Since the Supreme Court’s marriage equality ruling (Obergefell), states have wrestled with whether officials are required to officiate same-sex couples’ marriages. This week, the Supreme Court of Ohio’s Board of Professional Conduct took a definitive position: judges must perform same-sex marriages.
“A judge’s refusal to marry same-sex couples, while continuing to marry opposite-sex couples, is contrary to the holding in Obergefell, and thus not in accord with the judge’s obligation to comply with the law,” the opinion reads. “Public confidence in the independence of the judiciary is undermined when a judge allows his or her beliefs concerning the societal or religious acceptance or validity of same-sex marriage to affect the performance of a judicial function or duty.”

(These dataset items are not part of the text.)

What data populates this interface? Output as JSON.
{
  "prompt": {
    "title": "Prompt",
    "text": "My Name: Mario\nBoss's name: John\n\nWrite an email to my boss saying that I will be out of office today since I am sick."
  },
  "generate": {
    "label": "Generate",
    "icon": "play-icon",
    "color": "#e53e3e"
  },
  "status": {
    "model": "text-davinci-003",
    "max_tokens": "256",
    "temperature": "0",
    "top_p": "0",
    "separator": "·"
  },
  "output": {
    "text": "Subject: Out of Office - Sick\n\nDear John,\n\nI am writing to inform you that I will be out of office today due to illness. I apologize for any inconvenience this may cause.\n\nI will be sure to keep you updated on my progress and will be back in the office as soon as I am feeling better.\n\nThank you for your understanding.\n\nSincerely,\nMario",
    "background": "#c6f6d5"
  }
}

The opinion actually goes a step further than just telling judges that they can’t pick and choose who they marry based on sexual orientation. It also says that judges cannot choose to stop performing all marriages just to avoid performing same-sex marriages. That’s because “a judge who publicly states or implies a personal objection to performing same-sex marriages and reacts by ceasing to perform all marriages acts contrary to the mandate to avoid impropriety and the appearance of impropriety.” Specifically, it “demonstrates a lack of the fairness and impartiality.”
The Board warns that if a judge makes any kind of public decision to avoid performing same-sex marriages, that judge would then be required to recuse himself in future cases involving same-sex couples. For example, such a judge would appear to possess a personal bias or prejudice if presented with a misdemeanor domestic violence charge involving a same-sex couple. “A judge’s decision to decline to perform some or all marriage ceremonies, when grounded on the judge’s personal beliefs, may reflect adversely on perceptions regarding the judge’s performance of other judicial duties… A judge may reasonably be perceived as having a personal bias or prejudice based on sexual orientation if he or she elects to perform opposite-sex marriages, but declines to perform same-sex marriages.”

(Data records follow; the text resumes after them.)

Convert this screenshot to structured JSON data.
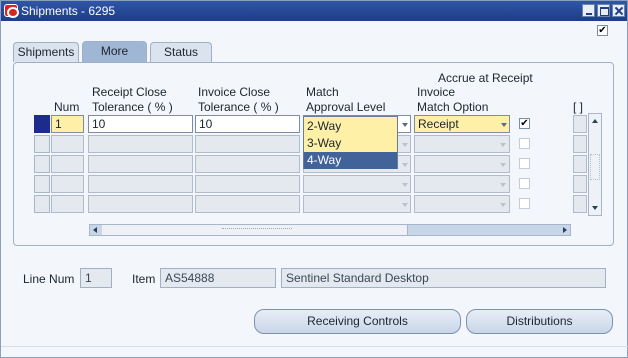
{
  "window": {
    "title": "Shipments - 6295"
  },
  "tabs": [
    {
      "label": "Shipments",
      "active": false
    },
    {
      "label": "More",
      "active": true
    },
    {
      "label": "Status",
      "active": false
    }
  ],
  "columns": {
    "num": "Num",
    "receipt_close_1": "Receipt Close",
    "receipt_close_2": "Tolerance ( % )",
    "invoice_close_1": "Invoice Close",
    "invoice_close_2": "Tolerance ( % )",
    "match_1": "Match",
    "match_2": "Approval Level",
    "invoice_match_1": "Invoice",
    "invoice_match_2": "Match Option",
    "accrue": "Accrue at Receipt",
    "folder": "[ ]"
  },
  "rows": [
    {
      "num": "1",
      "receipt_tol": "10",
      "invoice_tol": "10",
      "match_level": "",
      "invoice_option": "Receipt",
      "accrue_checked": true
    }
  ],
  "match_dropdown": {
    "options": [
      "2-Way",
      "3-Way",
      "4-Way"
    ],
    "highlighted": "4-Way"
  },
  "footer": {
    "line_num_label": "Line Num",
    "line_num_value": "1",
    "item_label": "Item",
    "item_value": "AS54888",
    "item_description": "Sentinel Standard Desktop"
  },
  "buttons": {
    "receiving_controls": "Receiving Controls",
    "distributions": "Distributions"
  },
  "top_checkbox": {
    "checked": true,
    "mark": "✔"
  },
  "accrue_mark": "✔",
  "colors": {
    "title_bar": "#1d3d87",
    "selected_field": "#fff0a8",
    "dropdown_highlight": "#42639a",
    "current_row_marker": "#1c2c8a"
  }
}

And in the wake of the Supreme Court’s decision, any attempt by a judge to get out of marrying couples would be suspicious. “Even if a judge decides not to perform any marriages, but does so only after Obergefell, the judge may face the prospect of disqualification in matters where the sexual orientation of the parties is at issue.”
The opinion also makes the point that such decisions reflect negatively on the entire judiciary, especially if more judges begin to make them. “When all judges in a jurisdiction decline to perform civil marriages, regardless of the reason for their decisions, the public’s access to a fundamental right may be foreclosed or significantly limited. These decisions may reflect adversely on the judiciary as a whole.”
In July, Municipal Judge C. Allen McConnell refused to marry two women in Toledo. He explained, “The declination was based upon my personal and Christian beliefs over many years,” promising to continue performing “traditional marriages” but qualifying that he would not “marry a non-traditional couple.” He sought guidance from the Ohio Supreme Court on the matter, and now that he has it, has promised to abide by it.
Weeks before the Supreme Court’s Obergefell ruling, North Carolina lawmakers took a very different approach, overwhelmingly passing a law that allows state magistrates to decline to perform marriages. They can’t pick and choose which couples to marry based on sexual orientation, but they can opt to no longer fulfill their duties of officiating marriages altogether.
Conservatives in other states are calling for similar protections. In Kentucky, a county clerk is fighting her own fight for the right to not issue marriage licenses to same-sex couples, as is at least one probate judge in Alabama.
Obergefell, a case that actually originated in Ohio, explicitly grants same-sex couples access to marriage “on the same terms as accorded to couples of the opposite sex” and “equal dignity under the law.”